-55-

1.5K 61 7
                                    

Yapacak bir şey kalmamıştı. Sadece mutfak biraz temizlik istiyordu. Mutfağa girdim ve kapıyı kapattım. Bulaşıkları makineye dizerken kapının birden açılmasıyla irkildim ve gelen kişiye baktım. Ece, kapıya yaslanmış bir şekilde bana bakıyordu. Doğruldum ve ona yaklaştım.

"Yine ne var?" dedim ellerimi belime koyarak. O ise kollarını göğsünde birleştirdi ve tip tip bakmaya başladı.

"Birileri kızarmışa benziyor," dedi dikleşerek.

"Kim?" dedim ellerimi yanaklarıma koyarak.
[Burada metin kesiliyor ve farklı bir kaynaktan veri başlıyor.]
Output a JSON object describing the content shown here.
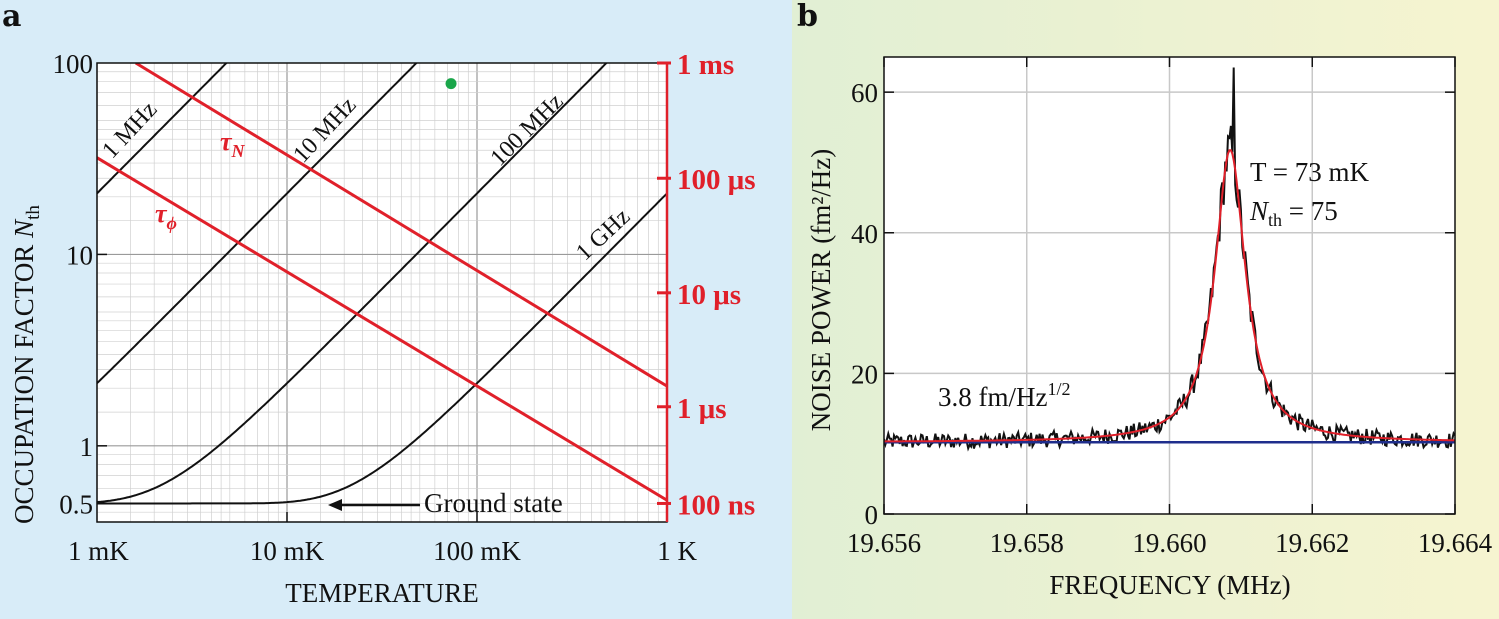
{
  "chart_data": [
    {
      "panel": "a",
      "type": "line",
      "xscale": "log",
      "yscale": "log",
      "xlabel": "TEMPERATURE",
      "ylabel_text": "OCCUPATION FACTOR",
      "ylabel_symbol": "N",
      "ylabel_sub": "th",
      "xlim": [
        0.001,
        1
      ],
      "ylim": [
        0.4,
        100
      ],
      "x_ticks": [
        {
          "value": 0.001,
          "label": "1 mK"
        },
        {
          "value": 0.01,
          "label": "10 mK"
        },
        {
          "value": 0.1,
          "label": "100 mK"
        },
        {
          "value": 1,
          "label": "1 K"
        }
      ],
      "y_ticks": [
        {
          "value": 0.5,
          "label": "0.5"
        },
        {
          "value": 1,
          "label": "1"
        },
        {
          "value": 10,
          "label": "10"
        },
        {
          "value": 100,
          "label": "100"
        }
      ],
      "y2_ticks": [
        {
          "value": 100,
          "label": "1 ms"
        },
        {
          "value": 25,
          "label": "100 μs"
        },
        {
          "value": 6.3,
          "label": "10 μs"
        },
        {
          "value": 1.6,
          "label": "1 μs"
        },
        {
          "value": 0.5,
          "label": "100 ns"
        }
      ],
      "occupation_curves": [
        {
          "name": "1 MHz",
          "freq_hz": 1000000.0
        },
        {
          "name": "10 MHz",
          "freq_hz": 10000000.0
        },
        {
          "name": "100 MHz",
          "freq_hz": 100000000.0
        },
        {
          "name": "1 GHz",
          "freq_hz": 1000000000.0
        }
      ],
      "decoherence_lines": [
        {
          "name": "τ",
          "sub": "N",
          "points": [
            [
              0.0016,
              100
            ],
            [
              1,
              2.05
            ]
          ]
        },
        {
          "name": "τ",
          "sub": "ϕ",
          "points": [
            [
              0.001,
              32
            ],
            [
              1,
              0.52
            ]
          ]
        }
      ],
      "marker": {
        "x": 0.073,
        "y": 78,
        "color": "#1aa64a"
      },
      "annotations": {
        "ground_state": "Ground state"
      },
      "colors": {
        "curve": "#111111",
        "red": "#e0202a",
        "grid": "#b4b4b4"
      }
    },
    {
      "panel": "b",
      "type": "line",
      "xlabel": "FREQUENCY (MHz)",
      "ylabel": "NOISE POWER (fm²/Hz)",
      "xlim": [
        19.656,
        19.664
      ],
      "ylim": [
        0,
        65
      ],
      "x_ticks": [
        "19.656",
        "19.658",
        "19.660",
        "19.662",
        "19.664"
      ],
      "y_ticks": [
        "0",
        "20",
        "40",
        "60"
      ],
      "lorentzian_fit": {
        "background": 10.2,
        "center": 19.66085,
        "peak": 51.8,
        "hwhm": 0.00026
      },
      "baseline": 10.2,
      "data_series": "noisy measured spectrum around the Lorentzian fit, max ~63 at 19.6609 MHz",
      "annotations": {
        "temperature": "T = 73 mK",
        "occupation": "N",
        "occupation_sub": "th",
        "occupation_val": " = 75",
        "noise_floor": "3.8 fm/Hz",
        "noise_floor_exp": "1/2"
      },
      "colors": {
        "data": "#111111",
        "fit": "#e0202a",
        "baseline": "#1f2e8c",
        "grid": "#c8c8c8"
      }
    }
  ],
  "panel_labels": [
    "a",
    "b"
  ]
}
Ben miydim kızaran yoksa?

"Sen. Ne oldu?"

"Bir şey olmadı. Yorgunluktandır," deyince bulaşıkları dizmeye devam ettim.

"Kesin ondandır(!) O yüzden yüzüme bakıp söyleyemedin değil mi?"

Doğruldum yeniden. Alaycı bir şekilde ona baktım. "Senin yüzüne bakmakta ne var be? Al yüzüne söylüyorum. Yo-rul-dum."
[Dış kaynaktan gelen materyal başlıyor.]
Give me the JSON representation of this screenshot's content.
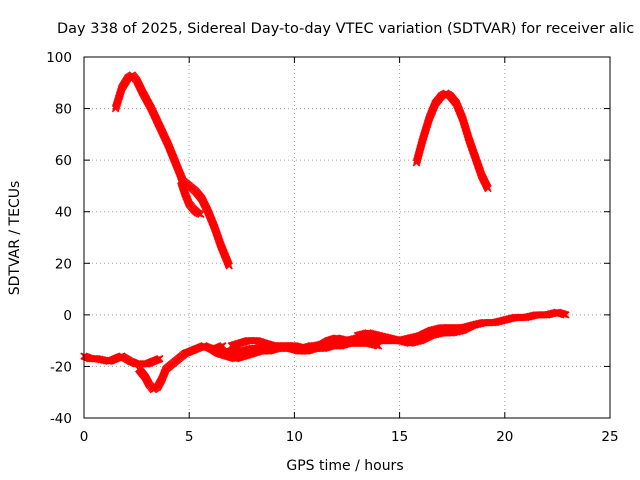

"Neyse. Pek inandırıcı gelmedi bana ama. Ben sana bir şeyi haber vermek için geldim," dedi.

"Söyle, " deyip bulaşıkları dizmeye devam ettim.
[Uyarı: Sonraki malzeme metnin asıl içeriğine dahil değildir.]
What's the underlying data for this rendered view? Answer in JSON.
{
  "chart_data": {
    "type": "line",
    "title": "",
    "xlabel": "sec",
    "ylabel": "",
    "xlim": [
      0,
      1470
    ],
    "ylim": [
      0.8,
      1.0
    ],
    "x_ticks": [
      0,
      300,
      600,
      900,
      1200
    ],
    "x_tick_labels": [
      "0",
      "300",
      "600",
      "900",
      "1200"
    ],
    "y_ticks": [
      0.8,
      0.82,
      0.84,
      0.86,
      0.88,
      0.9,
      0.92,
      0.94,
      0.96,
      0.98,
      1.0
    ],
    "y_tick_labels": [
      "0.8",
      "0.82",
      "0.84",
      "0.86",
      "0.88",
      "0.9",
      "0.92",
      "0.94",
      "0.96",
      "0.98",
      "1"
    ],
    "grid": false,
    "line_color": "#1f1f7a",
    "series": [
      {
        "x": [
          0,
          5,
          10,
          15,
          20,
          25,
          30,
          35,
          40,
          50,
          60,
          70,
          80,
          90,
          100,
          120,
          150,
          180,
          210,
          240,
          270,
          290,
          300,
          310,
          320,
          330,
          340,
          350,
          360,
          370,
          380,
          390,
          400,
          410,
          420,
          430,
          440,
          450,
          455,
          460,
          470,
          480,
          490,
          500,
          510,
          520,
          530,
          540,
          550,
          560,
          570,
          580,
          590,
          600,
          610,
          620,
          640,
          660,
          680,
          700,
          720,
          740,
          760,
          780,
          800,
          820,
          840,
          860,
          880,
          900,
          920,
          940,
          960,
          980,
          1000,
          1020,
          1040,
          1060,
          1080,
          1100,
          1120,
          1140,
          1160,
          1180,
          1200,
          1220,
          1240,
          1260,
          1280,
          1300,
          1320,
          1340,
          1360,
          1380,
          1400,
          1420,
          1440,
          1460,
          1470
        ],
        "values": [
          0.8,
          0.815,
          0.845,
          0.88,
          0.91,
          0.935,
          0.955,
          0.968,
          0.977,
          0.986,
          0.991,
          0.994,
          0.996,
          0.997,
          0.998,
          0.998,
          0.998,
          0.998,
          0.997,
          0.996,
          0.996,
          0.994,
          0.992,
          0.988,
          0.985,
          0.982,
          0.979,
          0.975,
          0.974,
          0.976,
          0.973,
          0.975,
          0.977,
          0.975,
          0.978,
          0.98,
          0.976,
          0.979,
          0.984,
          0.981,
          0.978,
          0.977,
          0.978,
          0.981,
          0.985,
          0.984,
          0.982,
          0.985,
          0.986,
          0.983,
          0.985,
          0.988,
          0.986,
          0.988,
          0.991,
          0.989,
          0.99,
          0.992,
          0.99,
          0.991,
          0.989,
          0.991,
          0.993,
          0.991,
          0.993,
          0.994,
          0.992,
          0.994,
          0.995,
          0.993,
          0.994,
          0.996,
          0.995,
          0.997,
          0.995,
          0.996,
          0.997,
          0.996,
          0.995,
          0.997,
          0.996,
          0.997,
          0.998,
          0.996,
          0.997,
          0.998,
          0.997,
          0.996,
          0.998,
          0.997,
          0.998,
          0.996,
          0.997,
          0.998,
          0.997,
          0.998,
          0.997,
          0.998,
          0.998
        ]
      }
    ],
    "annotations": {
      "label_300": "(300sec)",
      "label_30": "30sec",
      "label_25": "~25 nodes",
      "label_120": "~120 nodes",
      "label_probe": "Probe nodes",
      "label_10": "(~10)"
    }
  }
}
"Burak. Onu çağırdım. Yarın buraya gelecek. Çok şanslısın ki yarın işi yokmuş." Daha hırçın bir halde üzerime yürümeye başladı. "İnşallah Furkan hakkında söylediğim şeyleri görmeye çalışırsın. Ha! Olur da göremezsen, havada bulut, sen Furkan'ı unut."

Aynı şekilde bende üstüne gittim. "Ne saçmalıyorsun sen be! Bana bak Ece saçma sapan teoriler yapıp bana saçmalayarak söyleme, diğer kolunu da ben kırarım. "

"Kızım, sen benim bu halde olduğuma dua et. Yoksa seni saçlarından asardım buraya. Senin bazı şeyleri daha iyi görmen için uğraşıyorum burda nankör kız. "

Artık sinirlenmiştim ve Ece'nin yüksek sesine karşın bende bağırmaya başladım.

"Sana gözüm açık demiştim Ece. Hem sen kimsin ki beni saçlarımdan asıyorsun. Sen önce hayal dünyadan uyan. O kadar çok hayal dünyasına dalmışsın ki önünü görmeyip arabaya bile çarpmışsın."

"Bana kör mü demek istiyorsun sen be! Kimin kör olup olmadığını sağır sultan bile duydu. "

"Öyle demek istesem ne yapacaksın sen ya. Bu saçma teorilerini kes, Ece. "

Mutfağın kapısı birden tekrar açıldı. Ama biz birbirimize cevap vermeye o kadar çok meraklıydık ki Tolga ve Furkan'ın kapıda olduğuna aldırmadık bile.

Ece üstüme yürüyerek, "Sen bana öyle bir şey diyemezsin zaten kızım. Ben teori mi yapıyorum burada manyak! "

Ben de ona yaklaştım be burun buruna gelmiştik. "Sen diyebilirsin ama öyle mi? Sen kimsin bana manyak diyorsun be. Nerden geliyor bu cesaret lan? "

"Benimle lanlı lunlu konuşamazsın sen." Bana saldırmak üzereyken, Tolga onu havada tuttu ve kucağına aldı.

Fırsattan istifade ederek kendimi boş buldum ve bu sefer ben Ece'ye girişimde bulundum. Ama Furkan da beni kucağına aldı ve izin vermedi. "Benim böyle konuştuğumu en iyi sen biliyorsun lan. Ama yoo. Seni bir güzel pataklayacağım ki aklın başına gelsin," derken bile kendimi Furkan'ın kucağından kurtarmaya çalışıyordum.

Tolga Ece'yi mutfaktan çıkarırken Ece ona bağırıyordu. "Bıraksana beni. Şuna göstereyim kim kimi pataklıyormuş."

Tolga'nın arkasından Furkan da beni kucağında mutfaktan çıkardı. Ece hala Tolga'nın kucağımda bana bağırıyordu.